The recent decision to eliminate trans fats by regulatory fiat is an interesting example of intervention breeding intervention. It's safe to say everyone in my generation (I was born in the mid 1980s) was brought up on the Food Guide Pyramid. Unlike the vaunted Swanson Pyramid of Greatness we now know that the advice given in the Food Guide Pyramid isn't great. (Even South Park jumped in on the conversation.) The Pyramid taught that grains were the foundation of sound nutrition and that fats, particularly saturated animal fats, were bad. These fats were thought to cause heart disease and a whole host of issues.

The reality is that the sugar found in grain products like bread and pasta are the heart disease culprit. The Pyramid, designed by well-intentioned folks at the USDA and backed up by the CDC incentivized the use of partially-hydrogenated oils as a substitute to saturated animal fats.
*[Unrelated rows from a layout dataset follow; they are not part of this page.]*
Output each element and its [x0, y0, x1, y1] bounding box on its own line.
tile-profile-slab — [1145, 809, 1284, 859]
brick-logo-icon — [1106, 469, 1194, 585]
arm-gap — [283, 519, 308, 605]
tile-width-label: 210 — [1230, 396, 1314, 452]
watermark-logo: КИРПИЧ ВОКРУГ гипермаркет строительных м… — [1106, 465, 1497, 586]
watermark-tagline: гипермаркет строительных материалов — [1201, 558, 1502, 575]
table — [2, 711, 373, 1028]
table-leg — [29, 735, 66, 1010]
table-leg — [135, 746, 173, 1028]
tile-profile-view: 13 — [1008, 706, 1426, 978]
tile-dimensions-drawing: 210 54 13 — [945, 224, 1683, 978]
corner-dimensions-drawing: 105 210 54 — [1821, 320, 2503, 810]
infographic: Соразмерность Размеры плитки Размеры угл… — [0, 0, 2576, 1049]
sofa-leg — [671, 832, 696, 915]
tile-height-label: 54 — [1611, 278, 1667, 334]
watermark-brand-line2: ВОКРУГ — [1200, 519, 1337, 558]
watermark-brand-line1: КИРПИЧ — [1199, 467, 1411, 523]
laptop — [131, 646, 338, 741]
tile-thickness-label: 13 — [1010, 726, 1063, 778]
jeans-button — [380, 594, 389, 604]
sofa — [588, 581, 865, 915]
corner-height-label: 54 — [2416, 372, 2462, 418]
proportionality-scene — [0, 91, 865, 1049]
These partially-hydrogenated oils are a major source of trans fats. It turns out that the Food Guide Pyramid was wrong and your grandma was right: excessive carbohydrate consumption is bad for you, butter is better than margarine (often containing partially-hydrogenated vegetable oil), and animal products build healthy bodies.

So, it seems to me, if it weren't for the demonization of saturated fats and animal products in general, we wouldn't have been eating so many trans fats from partially-hydrogenated oils over the past 30 years. We'd have been following the same rules our grandmas taught us. There wouldn't be any need to ban trans fats because the crusade against the healthier alternative wouldn't have happened. This is, it seems, a negative outcome of government domination of the health conversation. The fitness community has been on the low-carb-is-best bandwagon for a long time. The rest of us are finally catching up.

I hope in the future school lunches are more in line with the "carbs aren't so great and animal products are" view. I suspect this will not only make them healthier for the growing bodies and minds of our children, but kids will actually want to eat the food.